Now we've been talking about quite a number of "personal appearances" and have mentioned more than once the fact that Love Song's ministry continued to "expand." One might ask the question, What with so many concerts, did those concerts ever become impersonal, or did the group ever become bored with it all? Happily, for Love Song, the matter never got to that point. Chuck explains it this way, "To us, all of the concerts were unified and every concert was a high point. We felt like the concert we were doing at any one particular moment was the best. You see, we considered all of our concerts a part of our ministry. Each concert was really important because of what God did in different situations with various individuals."
Chuck, Bob, Tommy, Jay
Naturally, when five guys log tens of thousands of miles together as instruments of our Lord, there are bound to be high points and concerts they remember vividly. One such highlight will not soon be forgotten by John, Jay, Tommy, Chuck and Bob, for rarely has one musical group aroused the sheer volume of physical and spiritual response that Love Song did in the Philippines in February of 1973.

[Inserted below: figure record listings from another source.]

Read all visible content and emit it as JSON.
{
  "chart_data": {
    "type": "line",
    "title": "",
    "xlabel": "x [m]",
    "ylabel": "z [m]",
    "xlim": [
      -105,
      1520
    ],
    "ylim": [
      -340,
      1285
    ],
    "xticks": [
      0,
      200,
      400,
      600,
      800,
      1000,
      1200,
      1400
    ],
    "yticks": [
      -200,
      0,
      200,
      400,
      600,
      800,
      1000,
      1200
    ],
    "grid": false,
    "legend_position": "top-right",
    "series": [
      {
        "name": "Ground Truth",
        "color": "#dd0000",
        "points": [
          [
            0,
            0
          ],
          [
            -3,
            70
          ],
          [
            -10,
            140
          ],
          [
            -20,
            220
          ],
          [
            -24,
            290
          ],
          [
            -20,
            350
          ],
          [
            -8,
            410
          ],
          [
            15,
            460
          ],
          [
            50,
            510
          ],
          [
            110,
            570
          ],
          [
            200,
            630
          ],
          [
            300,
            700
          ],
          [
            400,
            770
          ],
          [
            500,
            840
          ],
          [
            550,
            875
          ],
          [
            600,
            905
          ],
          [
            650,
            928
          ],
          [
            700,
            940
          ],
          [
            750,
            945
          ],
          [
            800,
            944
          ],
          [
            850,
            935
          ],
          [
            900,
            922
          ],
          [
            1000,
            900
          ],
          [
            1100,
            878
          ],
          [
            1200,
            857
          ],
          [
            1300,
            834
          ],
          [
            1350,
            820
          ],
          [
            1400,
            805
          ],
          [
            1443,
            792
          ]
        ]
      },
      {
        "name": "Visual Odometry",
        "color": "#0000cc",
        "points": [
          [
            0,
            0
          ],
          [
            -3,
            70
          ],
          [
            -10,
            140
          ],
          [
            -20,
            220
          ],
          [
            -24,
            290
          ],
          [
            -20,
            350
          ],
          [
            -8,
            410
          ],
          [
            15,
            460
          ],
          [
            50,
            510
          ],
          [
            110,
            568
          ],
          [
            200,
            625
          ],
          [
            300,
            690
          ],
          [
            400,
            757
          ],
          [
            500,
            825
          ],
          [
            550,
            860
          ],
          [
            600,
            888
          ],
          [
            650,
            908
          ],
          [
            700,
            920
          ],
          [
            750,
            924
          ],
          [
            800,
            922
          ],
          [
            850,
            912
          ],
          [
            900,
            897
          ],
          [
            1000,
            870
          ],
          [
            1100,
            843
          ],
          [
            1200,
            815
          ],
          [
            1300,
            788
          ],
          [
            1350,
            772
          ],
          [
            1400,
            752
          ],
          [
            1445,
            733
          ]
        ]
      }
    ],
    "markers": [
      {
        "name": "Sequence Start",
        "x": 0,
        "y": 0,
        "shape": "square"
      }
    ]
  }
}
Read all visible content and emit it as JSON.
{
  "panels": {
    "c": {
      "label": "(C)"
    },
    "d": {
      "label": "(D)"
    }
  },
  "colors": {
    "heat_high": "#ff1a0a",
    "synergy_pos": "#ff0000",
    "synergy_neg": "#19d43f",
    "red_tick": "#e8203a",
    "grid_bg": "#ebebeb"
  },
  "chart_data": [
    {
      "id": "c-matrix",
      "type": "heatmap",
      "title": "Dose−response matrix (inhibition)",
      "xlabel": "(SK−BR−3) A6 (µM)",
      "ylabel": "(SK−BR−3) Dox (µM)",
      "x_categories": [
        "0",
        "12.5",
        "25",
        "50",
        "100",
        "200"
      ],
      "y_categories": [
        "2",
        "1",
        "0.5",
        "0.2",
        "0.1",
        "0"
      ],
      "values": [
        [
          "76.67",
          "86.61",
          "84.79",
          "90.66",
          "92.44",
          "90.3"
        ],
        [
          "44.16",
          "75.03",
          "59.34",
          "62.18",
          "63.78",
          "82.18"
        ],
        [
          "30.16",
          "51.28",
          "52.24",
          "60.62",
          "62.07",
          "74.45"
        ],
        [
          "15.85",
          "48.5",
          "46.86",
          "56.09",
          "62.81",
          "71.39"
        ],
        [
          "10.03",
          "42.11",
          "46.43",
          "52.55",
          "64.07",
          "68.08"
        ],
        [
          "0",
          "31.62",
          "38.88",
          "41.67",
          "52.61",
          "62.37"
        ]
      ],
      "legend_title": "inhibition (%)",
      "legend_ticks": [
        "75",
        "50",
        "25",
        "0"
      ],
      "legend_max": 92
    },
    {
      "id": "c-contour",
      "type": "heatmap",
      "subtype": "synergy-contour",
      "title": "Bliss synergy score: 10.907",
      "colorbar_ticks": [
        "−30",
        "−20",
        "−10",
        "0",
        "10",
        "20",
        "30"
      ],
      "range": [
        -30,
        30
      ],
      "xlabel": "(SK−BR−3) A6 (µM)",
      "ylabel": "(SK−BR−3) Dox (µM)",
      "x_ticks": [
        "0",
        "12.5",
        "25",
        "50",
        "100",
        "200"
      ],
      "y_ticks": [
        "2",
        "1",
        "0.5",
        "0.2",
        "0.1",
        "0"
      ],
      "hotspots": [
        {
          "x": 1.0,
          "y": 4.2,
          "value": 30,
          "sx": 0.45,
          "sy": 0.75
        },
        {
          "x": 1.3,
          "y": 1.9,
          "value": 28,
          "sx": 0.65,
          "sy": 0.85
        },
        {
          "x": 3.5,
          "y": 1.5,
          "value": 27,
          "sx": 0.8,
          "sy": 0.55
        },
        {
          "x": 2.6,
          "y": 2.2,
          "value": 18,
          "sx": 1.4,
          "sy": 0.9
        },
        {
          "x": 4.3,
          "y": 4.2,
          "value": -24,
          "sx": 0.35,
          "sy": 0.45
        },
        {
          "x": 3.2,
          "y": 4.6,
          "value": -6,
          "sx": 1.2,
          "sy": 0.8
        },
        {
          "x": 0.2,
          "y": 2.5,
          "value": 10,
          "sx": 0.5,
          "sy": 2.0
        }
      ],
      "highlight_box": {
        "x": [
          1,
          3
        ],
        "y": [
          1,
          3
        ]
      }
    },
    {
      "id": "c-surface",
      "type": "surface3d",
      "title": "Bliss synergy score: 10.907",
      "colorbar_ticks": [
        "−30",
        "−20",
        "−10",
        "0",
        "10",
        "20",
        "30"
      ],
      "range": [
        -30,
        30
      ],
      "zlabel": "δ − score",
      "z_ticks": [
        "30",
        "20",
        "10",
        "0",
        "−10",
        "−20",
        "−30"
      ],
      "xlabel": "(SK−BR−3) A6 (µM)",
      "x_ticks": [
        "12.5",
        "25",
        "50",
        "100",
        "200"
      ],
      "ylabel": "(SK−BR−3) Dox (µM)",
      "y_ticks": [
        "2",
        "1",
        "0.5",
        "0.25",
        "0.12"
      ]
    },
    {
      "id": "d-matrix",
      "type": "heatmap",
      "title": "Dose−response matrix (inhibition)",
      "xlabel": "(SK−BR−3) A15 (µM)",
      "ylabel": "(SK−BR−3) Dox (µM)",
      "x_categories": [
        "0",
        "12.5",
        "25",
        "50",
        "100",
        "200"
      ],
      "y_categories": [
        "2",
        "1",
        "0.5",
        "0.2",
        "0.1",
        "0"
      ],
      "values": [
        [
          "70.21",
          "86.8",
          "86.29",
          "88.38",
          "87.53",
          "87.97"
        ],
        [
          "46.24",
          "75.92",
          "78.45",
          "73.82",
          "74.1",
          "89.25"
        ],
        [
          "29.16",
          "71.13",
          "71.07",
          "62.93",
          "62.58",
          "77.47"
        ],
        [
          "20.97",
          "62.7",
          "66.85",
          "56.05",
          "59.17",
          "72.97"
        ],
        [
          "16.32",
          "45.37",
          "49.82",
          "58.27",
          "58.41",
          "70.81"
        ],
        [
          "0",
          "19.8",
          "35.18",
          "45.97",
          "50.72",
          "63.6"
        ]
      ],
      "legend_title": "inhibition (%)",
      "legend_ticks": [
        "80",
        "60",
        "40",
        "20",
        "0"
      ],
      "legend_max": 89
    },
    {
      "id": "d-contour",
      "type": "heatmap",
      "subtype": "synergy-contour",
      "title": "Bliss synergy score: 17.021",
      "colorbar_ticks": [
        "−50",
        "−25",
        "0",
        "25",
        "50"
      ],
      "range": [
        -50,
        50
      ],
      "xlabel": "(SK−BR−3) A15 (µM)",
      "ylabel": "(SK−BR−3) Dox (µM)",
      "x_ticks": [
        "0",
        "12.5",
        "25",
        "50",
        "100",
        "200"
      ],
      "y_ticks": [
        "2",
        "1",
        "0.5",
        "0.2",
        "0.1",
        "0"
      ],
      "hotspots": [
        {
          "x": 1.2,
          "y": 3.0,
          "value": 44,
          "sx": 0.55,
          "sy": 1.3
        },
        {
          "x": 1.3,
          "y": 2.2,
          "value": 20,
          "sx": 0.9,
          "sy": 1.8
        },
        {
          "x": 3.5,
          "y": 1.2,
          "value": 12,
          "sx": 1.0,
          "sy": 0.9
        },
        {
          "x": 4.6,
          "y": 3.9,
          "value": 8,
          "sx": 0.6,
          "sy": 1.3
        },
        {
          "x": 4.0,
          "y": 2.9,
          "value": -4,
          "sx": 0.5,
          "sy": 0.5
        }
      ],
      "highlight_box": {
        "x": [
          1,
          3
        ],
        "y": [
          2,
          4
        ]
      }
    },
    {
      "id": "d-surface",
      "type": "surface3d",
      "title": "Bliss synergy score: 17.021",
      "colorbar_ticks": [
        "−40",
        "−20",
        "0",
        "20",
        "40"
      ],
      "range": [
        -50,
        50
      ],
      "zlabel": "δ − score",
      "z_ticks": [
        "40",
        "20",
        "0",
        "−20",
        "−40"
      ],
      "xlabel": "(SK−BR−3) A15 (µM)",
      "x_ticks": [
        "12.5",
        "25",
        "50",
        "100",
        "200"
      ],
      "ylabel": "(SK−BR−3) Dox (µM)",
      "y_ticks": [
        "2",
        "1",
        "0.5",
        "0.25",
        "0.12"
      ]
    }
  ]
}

Months after Love Song's first album had been released and distributed throughout the United States, the title song off the album made its way to Manila, where it quite literally skyrocketed to the number one position on the pop charts. Love Song's reputation, for the moment, surpassed that of such notables as the Beatles and the Rolling Stones. Some local missionaries caught wind of the furor and discovered that the group responsible for the music was indeed a Christian group. They soon realized that Love Song would be the perfect evangelistic vehicle in a massive outreach program to Manila's millions of young people. Love Song accepted the invitation to go to the Philippines and what happened there after the news came that Love Song was coming wets nothing short of phenomenal. For one thing, the advance publicity was immense. A foreign rock group had not visited the Philippines in more than a year, so Love Song's arrival was, in itself, an event. Scores of newspaper and magazine articles and sixty-foot billboards heralded the five American musicians who had "come out of the hippie movement into a personal and meaningful relationship with Christ."
Once on the islands, Love Song was followed continually by a hoard of news reporters and photographers. Over 50,000 people flocked to the week-long "Love Song Festival" at Manila's Rizal Stadium, while the group ministered to another 30,000 students at various campuses in the area. "I guess the Philippines was the closest we came to that dream every musician has, that is, playing before vast throngs of people and knowing you're being accepted," recalls Bob. "And yet, with all of the exposure and acceptance, not once did any member of the group ever develop a 'star complex.' Our only real purpose at all of our concerts was to minister to those who came to hear us."